The heat that gushes from the earth and the presence of surreal smoke inspired its founder Ingolfùr Arnarson, who gave it the name "Smoky Bay". Today, Reykjavík is a model for environmental, human and intellectual sustainability that is based on an increasingly rare concept: collaboration. Not surprisingly, the StressfulCity Index 2021, which gave the city 100 points out of 100, names it the best city in the world to live peacefully in.
Strange city, Reykjavík. It is the size of a country, with the spirit of a city. Its name means “Smoky Bay.” It was chosen by the founder Ingólfur Arnarson around approximately 870 AD due to the geothermal vapors that surround the area. The world as we know it does not exist in this borderland. Reykjavík represents the concrete outpost on the edge of an imaginary abstraction: it offers geographic solitude unknown to those living in continental Europe. However, it is also a place that attracts and draws you in.
Traveling along the only road that surrounds the entire island, also connecting the airport to the city, you immediately immerse yourself in the beauty of a foreign world, because the vitrified lava, the ice that plays with the arctic light, the wind that tears apart the great fjords, and the Northern Lights, seem out of this world. Nature found here is unlike anywhere else in the world and it makes Reykjavík absolutely unique. Perhaps it is because people with an airtight, ice-cold sense of humor live here. That's because between the steamy and sulphurous hot springs and nightlife, Reykjavík really knows how to heat things up. The capital is a mix of colorful buildings, quirky characters, unconventional nightlife and a complex soul - it has pleasantly devastating effects on travelers from all over the world. Many fall madly in love with it. What's more, as soon as they return home, they plan to return as soon as possible.

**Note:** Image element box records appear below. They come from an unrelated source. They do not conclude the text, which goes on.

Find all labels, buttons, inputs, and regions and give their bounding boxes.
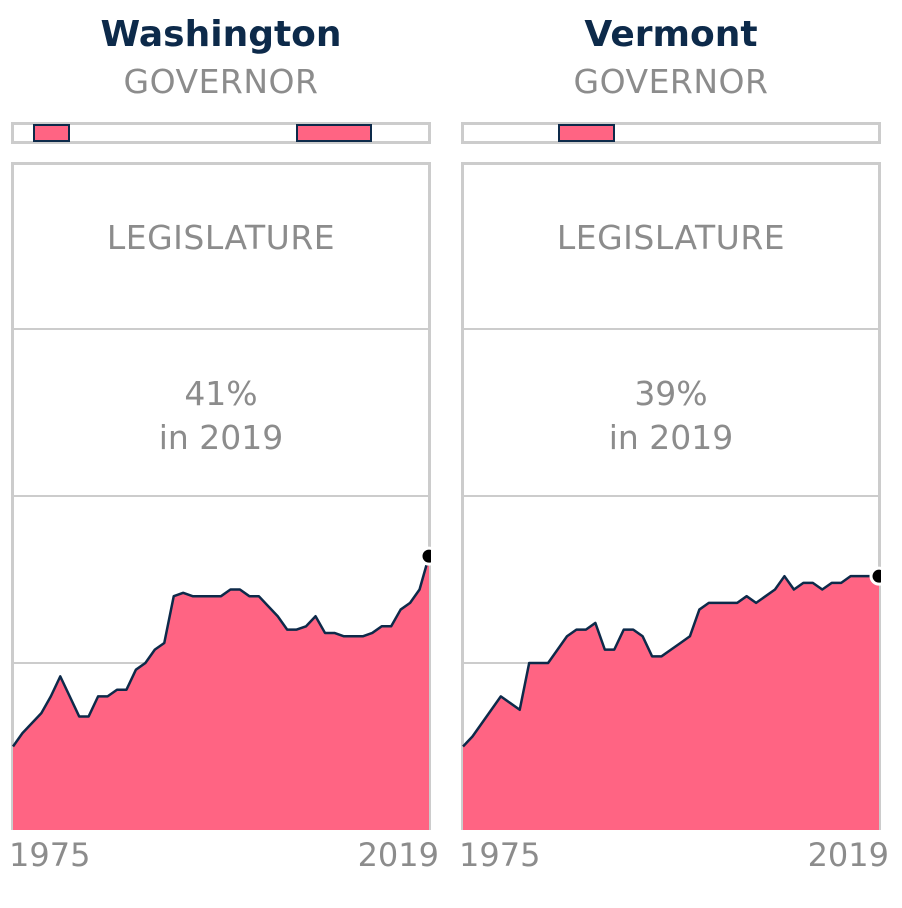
x-axis-end-label: 2019 <box>357 836 439 874</box>
area-fill <box>13 556 429 830</box>
latest-percent: 41% <box>184 374 258 413</box>
latest-percent-annotation: 39% in 2019 <box>461 372 881 460</box>
series-line <box>462 574 879 748</box>
state-title: Washington <box>100 14 342 55</box>
state-title: Vermont <box>584 14 758 55</box>
latest-year: in 2019 <box>158 418 284 457</box>
latest-percent: 39% <box>634 374 708 413</box>
legislature-label: LEGISLATURE <box>556 218 786 257</box>
governor-term-bar <box>558 124 615 142</box>
latest-value-marker <box>869 566 881 586</box>
governor-term-bar <box>296 124 372 142</box>
governor-term-bar <box>32 124 71 142</box>
x-axis-start-label: 1975 <box>459 836 541 874</box>
area-fill <box>463 576 879 830</box>
governor-timeline <box>461 122 881 144</box>
latest-year: in 2019 <box>608 418 734 457</box>
x-axis-end-label: 2019 <box>807 836 889 874</box>
washington-panel: Washington GOVERNOR LEGISLATURE 41% in 2… <box>9 0 439 908</box>
x-axis-start-label: 1975 <box>9 836 91 874</box>
governor-label: GOVERNOR <box>123 62 319 101</box>
vermont-panel: Vermont GOVERNOR LEGISLATURE 39% in 2019… <box>459 0 889 908</box>
legislature-label: LEGISLATURE <box>106 218 336 257</box>
latest-value-marker <box>419 546 431 566</box>
legislature-chart <box>461 162 881 830</box>
legislature-area-chart <box>11 162 431 830</box>
legislature-chart <box>11 162 431 830</box>
governor-label: GOVERNOR <box>573 62 769 101</box>
series-line <box>11 555 431 748</box>
latest-percent-annotation: 41% in 2019 <box>11 372 431 460</box>
legislature-area-chart <box>461 162 881 830</box>
governor-timeline <box>11 122 431 144</box>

It is no coincidence: for twenty years, Reykjavík has consistently been at the top of the rankings of the most exciting cities in the world. To understand why, you just have to go there on the weekend, especially in summer, when the city center streets become a huge open-air venue. Or read Hallgrímus Helgason's 101 Reykjavík, an editorial success that has an autobiographical background. Much, of course, depends on its inhabitants. The approximately 120 thousand that make up the city's population do not allow themselves to be hardened by the cold and the few hours of light; instead, they have taken to the bizarre climate. The inhabitants of the capital are all related to each other as ninth degree cousins and, above all, they are young: the under 45s currently make up one of the highest percentages in the world in a country where the population density is shocking: fewer than three people per square kilometer. This completely Icelandic attitude is projected above all by its geography: the island is in a position between the Gulf Stream and the icy winds of the Arctic, so the sun can come out at any moment and the rain can also travel horizontally. Under these conditions, it is difficult to be serious. However, the heat that gushes from the earth and the presence of that surreal smoke that envelops it in a white cloud lead us to forget that the capital is also the rigorous and nerve center of Iceland: the government is based here, there is a prestigious University, museums and internationally listed cultural centers. This is where most of the business that keeps the country's economy on its feet develops. Always in the same place, in a white house in the middle of an unfenced lawn, lives the President of the Republic.
Despite the distance from the rest of the world - the closest countries are Greenland, 300 kilometers away, and the Danish Faroe Islands, 450 - Icelanders are a population marked by their great curiosity and faith in the future. According to the Stressful City Index 2021, for example, Reykiavík is the best city in the world to peacefully live in: with 100 points out of 100, the Icelandic capital ranked first in terms of its commitment to ensuring inclusion in terms of safety and gender and ethnic equality. Its pollution or traffic levels are extremely low, because Icelanders know that living in harmony with nature promotes well-being.